Quote from: Pat McCotter on October 13, 2007, 11:35 AM NHFT
Our baby cribs were painted with bright colored lead based paint. We often chewed on the crib, ingesting the paint.

Uh, lead actually is rather poisonous I remember reading an article where the author connected the fact that throughout the twentieth century, people have become so docile, apathetic, and government-dependent with the prevalence of lead in the environment. (Among other things, lead poisoning causes reduced cognitive functioning and lethargy, and pretty much anyone who lives near a road has slight amounts of lead in their system.)

Quote from: Pat McCotter on October 13, 2007, 11:35 AM NHFT
Speaking of school, we all said prayers and the pledge ...

Schools didn't offer 14 year olds an abortion or condoms (we wouldn't have known what either was anyway) ...

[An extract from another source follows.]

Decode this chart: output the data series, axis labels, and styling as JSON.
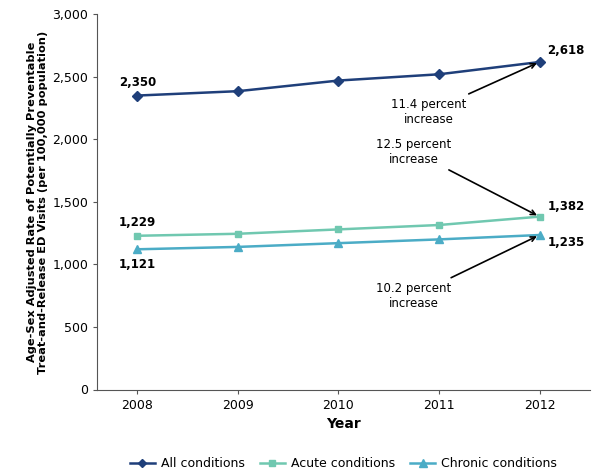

And now the writer just sounds like a grumping social conservative.

By the way, he should know that Pledge was written by a socialist. Pledges of allegiance are part of the state-worship that collectivists try to push on people.

Spencer

Quote from: raineyrocks on October 12, 2007, 06:25 PM NHFT
The issue was first brought to the attention of the Belmont City Council last July, when residents at a senior housing complex complained of complications arising from secondhand smoke in their apartments.

Ah, the media missing the sweet, smooth, unfiltered irony of elderly people complaining about the health risks of other elderly people smoking.  If smoking is supposed to kill everyone quickly, then how is it possible that a senior housing complex could have any smokers in it?